Sam Ashworth-Hayes Sam Ashworth-Hayes

How Truss plans to bring the Bank of England to heel

Liz Truss (Credit: Getty images)

Liz Truss believes the Bank of England has lost control of inflation. If chosen as the country’s next prime minister, she plans to bring it back to heel: ‘I want to change the Bank of England’s mandate to make sure in the future it matches some of the most effective central banks in the world at controlling inflation’, singling out the Bank of Japan as one model to follow.


In the rarified world of monetary policy discussion, this was a bit like chucking a live grenade into a ball pit. Michael Saunders, a member of the Monetary Policy Committee responsible for setting interest rates, noted ‘the foundations of the UK monetary policy framework, I think, are really important and best left untouched’. Adjusted for the sort of language employed by economists, this roughly translates as ‘don’t be so daft’. Governor Andrew Bailey, meanwhile, dropped a barely veiled rebuke with his observation that the independence of the Bank of England is ‘one of the great virtues of our system’. But these criticisms are targeting a suggestion that hasn’t actually been made. Truss has already stated that she ‘completely’ supports independence. What she wants to look at is the Bank’s mandate.

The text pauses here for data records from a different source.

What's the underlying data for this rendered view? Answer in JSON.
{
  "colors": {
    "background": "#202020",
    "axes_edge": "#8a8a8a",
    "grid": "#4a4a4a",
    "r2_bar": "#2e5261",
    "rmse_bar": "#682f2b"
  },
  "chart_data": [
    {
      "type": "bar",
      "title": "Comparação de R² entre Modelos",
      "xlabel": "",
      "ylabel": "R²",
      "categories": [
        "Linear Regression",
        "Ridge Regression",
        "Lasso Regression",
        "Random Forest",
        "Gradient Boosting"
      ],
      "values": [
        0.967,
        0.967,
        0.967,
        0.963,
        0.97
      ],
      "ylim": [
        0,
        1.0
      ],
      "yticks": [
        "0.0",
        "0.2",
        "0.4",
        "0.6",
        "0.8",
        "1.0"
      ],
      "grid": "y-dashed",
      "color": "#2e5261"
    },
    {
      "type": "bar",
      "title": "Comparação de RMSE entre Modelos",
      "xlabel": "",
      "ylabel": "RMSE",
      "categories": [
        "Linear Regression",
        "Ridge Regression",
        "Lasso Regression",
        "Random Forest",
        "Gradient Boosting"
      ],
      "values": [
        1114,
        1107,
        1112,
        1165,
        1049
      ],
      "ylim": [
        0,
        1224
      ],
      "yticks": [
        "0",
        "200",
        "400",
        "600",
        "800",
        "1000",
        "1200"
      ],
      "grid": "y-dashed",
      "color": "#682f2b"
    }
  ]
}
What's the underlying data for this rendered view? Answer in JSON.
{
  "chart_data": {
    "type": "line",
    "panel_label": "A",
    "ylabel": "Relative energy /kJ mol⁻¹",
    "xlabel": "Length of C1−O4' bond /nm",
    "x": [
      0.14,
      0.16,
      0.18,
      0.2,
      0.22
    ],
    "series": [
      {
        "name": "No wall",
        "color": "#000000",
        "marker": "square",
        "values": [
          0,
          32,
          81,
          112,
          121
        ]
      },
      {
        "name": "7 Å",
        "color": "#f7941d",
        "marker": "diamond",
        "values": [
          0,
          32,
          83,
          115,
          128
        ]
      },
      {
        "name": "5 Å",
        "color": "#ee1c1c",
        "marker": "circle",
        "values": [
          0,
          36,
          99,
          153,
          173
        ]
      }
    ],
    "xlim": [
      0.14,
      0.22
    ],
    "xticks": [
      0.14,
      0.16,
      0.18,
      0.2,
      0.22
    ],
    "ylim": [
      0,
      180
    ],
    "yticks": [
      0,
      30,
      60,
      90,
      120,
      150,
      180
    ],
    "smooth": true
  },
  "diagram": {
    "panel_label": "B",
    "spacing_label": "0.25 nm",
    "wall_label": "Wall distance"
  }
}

The mandate is effectively a central bank’s job description, setting out the target it’s supposed to meet. In the UK, this is ‘price stability’, defined as 2 per cent annual inflation. While this takes priority, there is a secondary element: supporting growth and employment. George Osborne in his time as Chancellor altered the Bank’s remit by pointing out that there were ‘flexibilities’ in the 2 per cent inflation target, essentially saying ‘please consider whether causing a recession to bring down prices is entirely sensible, and behave accordingly’. The disagreement between Truss and the Bank is mostly a matter of whether it has leaned too heavily on this flexibility.


If Truss thinks the Bank should move to a strict inflation target, then she may shed a considerable number of voters to Rishi Sunak

Many central banks have what is known as a ‘dual mandate’: they are explicitly asked to trade off the twin evils of inflation and unemployment, weighing both in their decision making. In theory, the Bank of England should put most of the weight on inflation. It was given total independence in setting interest rates by Gordon Brown precisely so that electoral concerns would play no role in their determination; all that would matter was the state of the economy. But both inflation and unemployment cause economic hardship, and always prioritising the first will sometimes make people worse off than a gentler approach to fighting inflation would have.


In fact, it would probably be one of the worst ways you could run a central bank. You can think of the price level in the economy as being roughly equal to total spending divided by total output. In a classic recession, these tend to move in the same direction: demand falls, output adjusts downwards by a little less, and you get deflation. Similarly, in a boom period demand rises, output doesn’t quite keep track, and you get inflation.


What’s happening now is a shock to supply. The war in Ukraine has driven up energy costs, driving down output; demand has remained strong. Output and inflation have moved in opposite directions. A central bank which only cared about inflation would have a simple approach to this: it would simply raise interest rates until demand was choked off, bringing inflation under control. That this would cause an incredibly deep and painful recession – worse than the one we’re set to have – wouldn’t factor into the decision.


This is where a little more clarity from Team Truss would be useful. If Truss thinks the Bank should move to a strict inflation target, then she may shed a considerable number of voters to Rishi Sunak. Confusingly, however, sources close to her campaign seem to be suggesting that what she actually wants is a lower inflation target than 2 per cent, or to follow the Japanese government in introducing a target for ‘nominal GDP’, the total value of spending in the economy.


The first of these policies would be relatively uninteresting. The Bank would be a little more hawkish in the near term, but there would be no long-term difference beyond reduced ability to lower interest rates in a recession. Nominal GDP targeting, however, would be a very interesting change.


Nominal GDP targeting is a way of formalising the tradeoff between inflation and unemployment. Right now, the Bank of England has no explicit way of weighting inflation against unemployment in interest rate decisions; it has targeting rules, rather than mechanical formulas. This introduces an element of uncertainty over whether the Bank will act to bring down supply-side inflation, or look through it to maintain employment. Under a nominal GDP target, the Bank instead tries to keep total spending in the economy on a predetermined path.


This would enable the bank to overlook the sort of supply-driven inflation we’re experiencing now, while clamping down on price increases driven by excessive demand; so long as spending remains constant, inflation is accepted. The big drawback to this policy is that it’s pretty hard to tell what GDP in a period actually is; figures are constantly revised, and mismeasurement could drive real errors in monetary policy. The other drawback for Team Truss is that it wouldn’t bring inflation down in the short term – or, indeed, in the long term; the average level would be pretty much the same. The benefit would be clearer criteria for decisions, and smoother output.